To determine if a relation is BCNF we examine it's functional dependencies.

It is in BCNF if for each FD X→Y, we either have

  • X→Y is a trivial functional dependency (Y ⊆ X)
  • X is a superkey for schema R.

The FDs are A→C, D→CB, AC→E. Let's start with the first FD A→C.

A→C is not trivial because C ∉ A. A→A is trivial dependency for instance.

Now is A→C a superkey?

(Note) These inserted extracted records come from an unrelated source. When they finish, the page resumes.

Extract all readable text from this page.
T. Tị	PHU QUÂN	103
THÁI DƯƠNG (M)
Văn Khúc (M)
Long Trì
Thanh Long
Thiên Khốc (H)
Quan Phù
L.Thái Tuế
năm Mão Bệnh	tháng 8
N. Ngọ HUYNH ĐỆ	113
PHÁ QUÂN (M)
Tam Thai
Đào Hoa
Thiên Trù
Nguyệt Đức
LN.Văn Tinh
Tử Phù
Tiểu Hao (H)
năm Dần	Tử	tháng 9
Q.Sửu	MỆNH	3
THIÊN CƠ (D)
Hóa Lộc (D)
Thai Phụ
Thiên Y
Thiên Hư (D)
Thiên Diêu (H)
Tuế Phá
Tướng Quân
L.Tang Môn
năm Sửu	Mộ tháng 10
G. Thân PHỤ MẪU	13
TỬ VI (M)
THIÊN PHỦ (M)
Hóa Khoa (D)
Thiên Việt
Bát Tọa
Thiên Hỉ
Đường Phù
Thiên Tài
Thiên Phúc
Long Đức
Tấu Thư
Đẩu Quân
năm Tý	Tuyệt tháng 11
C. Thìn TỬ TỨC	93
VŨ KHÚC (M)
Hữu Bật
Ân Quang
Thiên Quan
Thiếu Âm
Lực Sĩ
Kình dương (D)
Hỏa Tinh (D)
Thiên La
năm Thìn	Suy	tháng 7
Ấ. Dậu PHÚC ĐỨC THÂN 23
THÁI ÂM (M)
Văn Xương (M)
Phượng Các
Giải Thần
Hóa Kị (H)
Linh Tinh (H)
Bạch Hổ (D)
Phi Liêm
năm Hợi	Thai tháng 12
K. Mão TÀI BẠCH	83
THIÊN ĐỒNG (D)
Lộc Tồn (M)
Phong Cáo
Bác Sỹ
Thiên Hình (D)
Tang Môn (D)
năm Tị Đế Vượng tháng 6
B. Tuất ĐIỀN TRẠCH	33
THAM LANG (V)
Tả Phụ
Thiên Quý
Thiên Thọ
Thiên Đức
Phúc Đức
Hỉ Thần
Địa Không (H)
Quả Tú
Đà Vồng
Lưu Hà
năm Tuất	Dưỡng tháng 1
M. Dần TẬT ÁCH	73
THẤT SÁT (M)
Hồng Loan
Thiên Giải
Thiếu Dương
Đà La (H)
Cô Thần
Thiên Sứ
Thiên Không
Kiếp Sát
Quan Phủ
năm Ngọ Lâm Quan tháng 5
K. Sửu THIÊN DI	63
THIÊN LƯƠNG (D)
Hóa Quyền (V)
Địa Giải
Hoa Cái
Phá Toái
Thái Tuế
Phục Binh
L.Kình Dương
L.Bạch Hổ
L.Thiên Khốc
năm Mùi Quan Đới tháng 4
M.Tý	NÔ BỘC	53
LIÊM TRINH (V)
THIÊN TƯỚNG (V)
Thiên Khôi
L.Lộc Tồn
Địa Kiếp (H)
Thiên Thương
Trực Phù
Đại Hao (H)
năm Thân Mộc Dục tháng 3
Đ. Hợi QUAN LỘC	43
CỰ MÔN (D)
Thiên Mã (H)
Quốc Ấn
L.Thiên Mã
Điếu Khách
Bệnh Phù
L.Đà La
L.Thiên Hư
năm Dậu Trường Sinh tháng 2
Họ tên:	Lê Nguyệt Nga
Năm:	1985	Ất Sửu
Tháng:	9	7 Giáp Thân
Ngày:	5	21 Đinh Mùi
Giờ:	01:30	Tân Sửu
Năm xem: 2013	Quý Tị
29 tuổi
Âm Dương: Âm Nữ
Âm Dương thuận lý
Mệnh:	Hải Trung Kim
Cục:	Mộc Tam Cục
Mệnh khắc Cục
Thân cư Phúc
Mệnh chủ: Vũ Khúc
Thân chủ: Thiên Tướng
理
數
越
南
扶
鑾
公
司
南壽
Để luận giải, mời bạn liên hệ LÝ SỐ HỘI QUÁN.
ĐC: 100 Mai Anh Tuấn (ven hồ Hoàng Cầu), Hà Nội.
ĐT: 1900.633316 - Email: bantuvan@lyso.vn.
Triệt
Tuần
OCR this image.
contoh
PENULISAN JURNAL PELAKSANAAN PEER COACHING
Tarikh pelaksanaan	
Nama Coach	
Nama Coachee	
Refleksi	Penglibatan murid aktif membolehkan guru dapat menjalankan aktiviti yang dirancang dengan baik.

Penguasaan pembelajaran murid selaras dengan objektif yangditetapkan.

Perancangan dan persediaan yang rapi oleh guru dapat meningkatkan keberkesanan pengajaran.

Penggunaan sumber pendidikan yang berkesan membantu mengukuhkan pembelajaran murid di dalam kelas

To check that we compute the closure of left hand side of the FD, in this case A. The closure is all elements logically implied by A. [A]+ = A ∪ C ∪ E = ACE or so we have A→ACE.

ACE is not a superkey, because it does contain all attributes of the relation.

So the relation is not in BCNF, because A→C is neither trivial or a superkey.

There are other violations of BCNF too. [D]+ = BCD which is not a superkey or trivial. [AC]+ = ACE which is not a superkey or trivial.

Hope this helps! I think everything is correct but I'm studying for finals right now and trying to learn a lot of this material as well.

다른 팁

Informally, you first identify all the candidate keys. Then you look at the arrows in the functional dependencies.

If every arrow is an arrow out of a candidate key, it's in BCNF.